Last week, the fourth and fifth graders explored the science behind regenerative agriculture, which has roots in ancient, Indigenous practices. This week, we explored the new science behind one of the most high-profile companies trying to solve the climate crisis through food, Bay Area-based Impossible Foods.
In the classroom, students watched a short film produced by Impossible Foods called For the Love of Meat. In it, founder and CEO Pat Brown talks about how the Impossible team isolated the components of what makes meat smell and taste like meat and found a way to derive those sensory imprints from plants instead of from animals. We talked about what a company tries to impart when they market their work (e.g. images of happy people relaxing together while floating on cartoon burgers under sunny skies) and what we still didn’t know after watching the film (e.g. how is Impossible meat made, what are the ingredients, and how much does it cost?).
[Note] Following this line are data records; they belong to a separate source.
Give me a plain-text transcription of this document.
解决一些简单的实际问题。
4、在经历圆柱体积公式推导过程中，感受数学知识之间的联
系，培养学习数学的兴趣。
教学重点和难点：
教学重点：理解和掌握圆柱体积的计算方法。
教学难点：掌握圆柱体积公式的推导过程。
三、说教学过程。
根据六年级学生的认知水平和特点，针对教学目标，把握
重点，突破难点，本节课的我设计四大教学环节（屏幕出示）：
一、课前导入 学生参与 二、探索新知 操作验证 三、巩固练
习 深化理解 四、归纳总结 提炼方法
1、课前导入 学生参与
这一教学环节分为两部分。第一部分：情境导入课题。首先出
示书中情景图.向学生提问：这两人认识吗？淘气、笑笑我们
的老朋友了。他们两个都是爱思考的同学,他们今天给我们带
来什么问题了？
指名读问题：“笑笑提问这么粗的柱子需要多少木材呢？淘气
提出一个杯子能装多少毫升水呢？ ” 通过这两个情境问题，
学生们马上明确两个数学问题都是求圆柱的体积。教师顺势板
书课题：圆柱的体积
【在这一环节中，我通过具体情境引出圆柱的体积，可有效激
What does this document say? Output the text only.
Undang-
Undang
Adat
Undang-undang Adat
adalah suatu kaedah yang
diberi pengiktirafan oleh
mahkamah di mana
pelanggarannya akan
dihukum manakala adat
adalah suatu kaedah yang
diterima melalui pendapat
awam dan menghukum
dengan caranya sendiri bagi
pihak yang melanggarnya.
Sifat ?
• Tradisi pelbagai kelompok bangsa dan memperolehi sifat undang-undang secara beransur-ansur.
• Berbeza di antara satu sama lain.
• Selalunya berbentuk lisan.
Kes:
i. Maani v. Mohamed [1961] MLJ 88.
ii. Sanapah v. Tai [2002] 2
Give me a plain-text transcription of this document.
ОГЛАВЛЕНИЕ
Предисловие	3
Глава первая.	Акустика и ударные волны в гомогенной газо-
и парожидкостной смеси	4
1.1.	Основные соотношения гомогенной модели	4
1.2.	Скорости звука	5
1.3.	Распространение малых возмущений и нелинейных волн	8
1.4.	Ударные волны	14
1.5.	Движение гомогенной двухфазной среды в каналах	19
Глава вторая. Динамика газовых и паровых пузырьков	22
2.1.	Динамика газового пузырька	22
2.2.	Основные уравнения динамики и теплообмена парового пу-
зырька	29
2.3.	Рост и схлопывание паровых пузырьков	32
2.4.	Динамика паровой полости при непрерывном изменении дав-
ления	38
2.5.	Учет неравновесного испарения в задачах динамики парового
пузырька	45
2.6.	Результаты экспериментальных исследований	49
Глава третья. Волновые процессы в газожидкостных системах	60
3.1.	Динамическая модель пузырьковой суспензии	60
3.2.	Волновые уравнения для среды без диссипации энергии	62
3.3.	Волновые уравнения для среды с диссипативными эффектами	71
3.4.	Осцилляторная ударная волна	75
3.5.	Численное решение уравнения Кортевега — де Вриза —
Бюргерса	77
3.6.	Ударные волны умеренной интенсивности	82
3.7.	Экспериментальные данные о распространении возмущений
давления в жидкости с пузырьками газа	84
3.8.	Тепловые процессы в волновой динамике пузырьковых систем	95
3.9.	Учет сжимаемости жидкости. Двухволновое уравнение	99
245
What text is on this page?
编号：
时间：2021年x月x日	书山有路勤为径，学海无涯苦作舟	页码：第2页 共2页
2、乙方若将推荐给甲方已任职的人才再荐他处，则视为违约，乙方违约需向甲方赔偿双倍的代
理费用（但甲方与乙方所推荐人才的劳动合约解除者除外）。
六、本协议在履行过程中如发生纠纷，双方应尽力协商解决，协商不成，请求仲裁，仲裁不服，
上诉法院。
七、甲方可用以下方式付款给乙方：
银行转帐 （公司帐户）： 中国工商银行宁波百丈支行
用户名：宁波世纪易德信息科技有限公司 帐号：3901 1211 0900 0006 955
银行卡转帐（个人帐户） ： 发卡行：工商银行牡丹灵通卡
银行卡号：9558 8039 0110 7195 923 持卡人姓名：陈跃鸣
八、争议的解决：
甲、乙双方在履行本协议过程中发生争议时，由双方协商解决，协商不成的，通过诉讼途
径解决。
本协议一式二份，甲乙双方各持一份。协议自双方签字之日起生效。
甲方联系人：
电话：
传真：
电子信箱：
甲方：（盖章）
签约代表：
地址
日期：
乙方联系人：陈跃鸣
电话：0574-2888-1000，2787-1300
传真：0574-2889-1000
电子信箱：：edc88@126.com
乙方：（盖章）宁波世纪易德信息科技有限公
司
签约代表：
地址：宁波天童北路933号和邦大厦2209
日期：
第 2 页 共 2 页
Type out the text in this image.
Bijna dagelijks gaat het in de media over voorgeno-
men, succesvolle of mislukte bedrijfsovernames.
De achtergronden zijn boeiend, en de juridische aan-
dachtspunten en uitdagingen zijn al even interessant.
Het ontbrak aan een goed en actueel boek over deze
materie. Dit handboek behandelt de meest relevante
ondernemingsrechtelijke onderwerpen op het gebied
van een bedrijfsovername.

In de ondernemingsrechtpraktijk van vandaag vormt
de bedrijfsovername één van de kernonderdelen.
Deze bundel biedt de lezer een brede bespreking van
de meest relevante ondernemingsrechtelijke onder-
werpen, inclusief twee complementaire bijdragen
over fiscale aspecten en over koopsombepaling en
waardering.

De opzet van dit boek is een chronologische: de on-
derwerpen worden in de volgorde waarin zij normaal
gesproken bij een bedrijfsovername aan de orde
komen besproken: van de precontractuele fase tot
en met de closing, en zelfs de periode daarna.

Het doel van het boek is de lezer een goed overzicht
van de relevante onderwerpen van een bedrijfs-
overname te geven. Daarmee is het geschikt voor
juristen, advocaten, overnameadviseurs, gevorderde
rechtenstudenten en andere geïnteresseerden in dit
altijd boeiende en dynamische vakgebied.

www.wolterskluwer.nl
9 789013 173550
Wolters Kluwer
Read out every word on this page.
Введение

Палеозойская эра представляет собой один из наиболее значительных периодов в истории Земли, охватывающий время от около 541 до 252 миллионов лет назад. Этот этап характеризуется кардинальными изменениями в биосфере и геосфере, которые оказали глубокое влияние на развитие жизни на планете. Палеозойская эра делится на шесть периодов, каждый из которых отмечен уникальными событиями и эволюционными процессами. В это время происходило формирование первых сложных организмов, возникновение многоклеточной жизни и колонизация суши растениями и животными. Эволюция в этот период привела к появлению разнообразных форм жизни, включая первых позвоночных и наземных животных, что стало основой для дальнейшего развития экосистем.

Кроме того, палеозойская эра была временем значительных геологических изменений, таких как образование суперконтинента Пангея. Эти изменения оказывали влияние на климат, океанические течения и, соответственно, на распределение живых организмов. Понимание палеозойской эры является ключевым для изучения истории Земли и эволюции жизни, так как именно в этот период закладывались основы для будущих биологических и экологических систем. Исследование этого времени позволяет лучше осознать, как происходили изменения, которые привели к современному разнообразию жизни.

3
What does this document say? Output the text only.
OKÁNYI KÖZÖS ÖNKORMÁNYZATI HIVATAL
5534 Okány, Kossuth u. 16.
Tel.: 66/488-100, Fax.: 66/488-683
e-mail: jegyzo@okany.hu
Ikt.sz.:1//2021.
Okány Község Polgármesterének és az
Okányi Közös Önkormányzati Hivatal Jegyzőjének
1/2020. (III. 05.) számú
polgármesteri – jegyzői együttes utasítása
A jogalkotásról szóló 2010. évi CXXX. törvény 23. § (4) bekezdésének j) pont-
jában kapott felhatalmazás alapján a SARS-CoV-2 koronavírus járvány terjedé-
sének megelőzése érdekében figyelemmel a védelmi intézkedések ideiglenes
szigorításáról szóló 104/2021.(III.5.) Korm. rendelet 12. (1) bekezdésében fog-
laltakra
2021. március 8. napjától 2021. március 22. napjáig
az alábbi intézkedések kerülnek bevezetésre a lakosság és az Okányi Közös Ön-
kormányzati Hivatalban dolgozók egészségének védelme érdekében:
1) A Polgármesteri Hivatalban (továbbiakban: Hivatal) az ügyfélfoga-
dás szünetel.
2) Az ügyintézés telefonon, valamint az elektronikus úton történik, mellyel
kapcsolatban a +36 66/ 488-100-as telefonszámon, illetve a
After the film, we read the ingredients of the Impossible burger aloud. They include methylcellulose, mixed tocopherols, zinc gluconate, and cultured dextrose. Several students remembered a phrase they learned from their first grade teacher: “If you can’t read it, don’t eat it,” which sparked a discussion about processed foods and why everyone is generally told to avoid them. And I shared with them that even though the price point of the Impossible burger meat I purchased for class was similar to the average price of a pound of ground beef, it turned out the Impossible meat was sold in a 12-ounce package (or 3/4 of a pound), meaning the cost is actually significantly more because the consumer gets less food for the same amount of money.
In the kitchen, we seasoned Impossible burger meat with salt and pepper, shaped the meat into patties, cooked them on a skillet, and served our own Impossible sliders with ketchup and mustard, shredded lettuce, onion, tomato, and toasted pretzel buns. They were a hit! A few students who are vegetarians found the burgers to be too similar to meat and therefore unappetizing. Others proclaimed they would absolutely switch to eating Impossible burgers instead of hamburgers. Still others said they liked the flavor, but were skeptical of highly processed foods. No matter where we landed, I think we all deepened our understanding of how complex the climate crisis is, and how complex some of the solutions are as well.